None of it is about anything, but both of those are named after good friends of mine. I am hesitant to call any of this music, I rely a lot on friends to expose me to music and also get a lot of encouragement from them for which I am very thankful. So most of the "songs" on this are named after friends who have helped me, specifically with music related stuff. One song is called “1/5 Turk” because I recently discovered that 13% of my DNA is from Asia Minor, but since naming that I have realised that I am actually much, much less than one-fifth Turkish.

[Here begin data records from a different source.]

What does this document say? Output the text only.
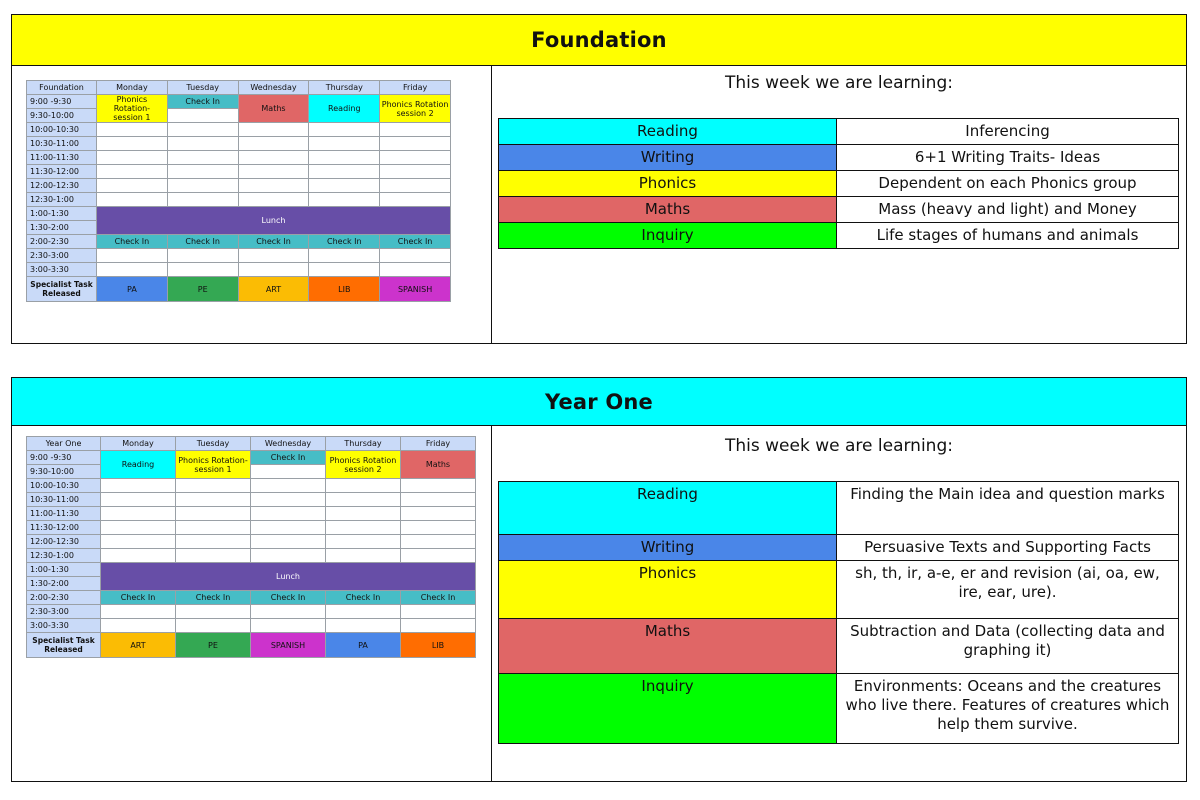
Foundation
Foundation	Monday	Tuesday	Wednesday	Thursday	Friday
9:00 -9:30	Phonics Rotation- session 1	Check In	Maths	Reading	Phonics Rotation session 2
9:30-10:00					
10:00-10:30					
10:30-11:00					
11:00-11:30					
11:30-12:00					
12:00-12:30					
12:30-1:00					
1:00-1:30	Lunch				
1:30-2:00					
2:00-2:30	Check In	Check In	Check In	Check In	Check In
2:30-3:00					
3:00-3:30					
Specialist Task Released	PA	PE	ART	LIB	SPANISH
This week we are learning:
Reading	Inferencing
Writing	6+1 Writing Traits- Ideas
Phonics	Dependent on each Phonics group
Maths	Mass (heavy and light) and Money
Inquiry	Life stages of humans and animals
Year One
Year One	Monday	Tuesday	Wednesday	Thursday	Friday
9:00 -9:30	Reading	Phonics Rotation- session 1	Check In	Phonics Rotation session 2	Maths
9:30-10:00					
10:00-10:30					
10:30-11:00					
11:00-11:30					
11:30-12:00					
12:00-12:30					
12:30-1:00					
1:00-1:30	Lunch				
1:30-2:00					
2:00-2:30	Check In	Check In	Check In	Check In	Check In
2:30-3:00					
3:00-3:30					
Specialist Task Released	ART	PE	SPANISH	PA	LIB
This week we are learning:
Reading	Finding the Main idea and question marks
Writing	Persuasive Texts and Supporting Facts
Phonics	sh, th, ir, a-e, er and revision (ai, oa, ew, ire, ear, ure).
Maths	Subtraction and Data (collecting data and graphing it)
Inquiry	Environments: Oceans and the creatures who live there. Features of creatures which help them survive.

Where are the vocals from "_____" from?
I'd been reading about this place called Skinwalker Ranch and was also at the same time upset because someone drew a picture of my room, which was messy and gross, with the words ‘Skin Crawl’ underneath. Rather than do something immature like smear poo all over his window I recorded that little monologue off the top of my head. You can also hear some garbled voices and a persistent "beep" throughout which is the sound of my Nonna's heart monitor shortly before she died in hospital.

What do you think of Jarrod Zlatic from Fabulous Diamonds referencing you as maybe sounding like Graham Lambkin teamed up with the Burrell Brothers?
It's a completely ridiculous statement and I love that he said it. Jarrod was the first person to show any interest in anything I did and I love him for it. I am pretty sure he only sold one of those tapes as far as I know and the person who bought it was Rory McPike who is the person that released this new CD. Ah, the circle of life.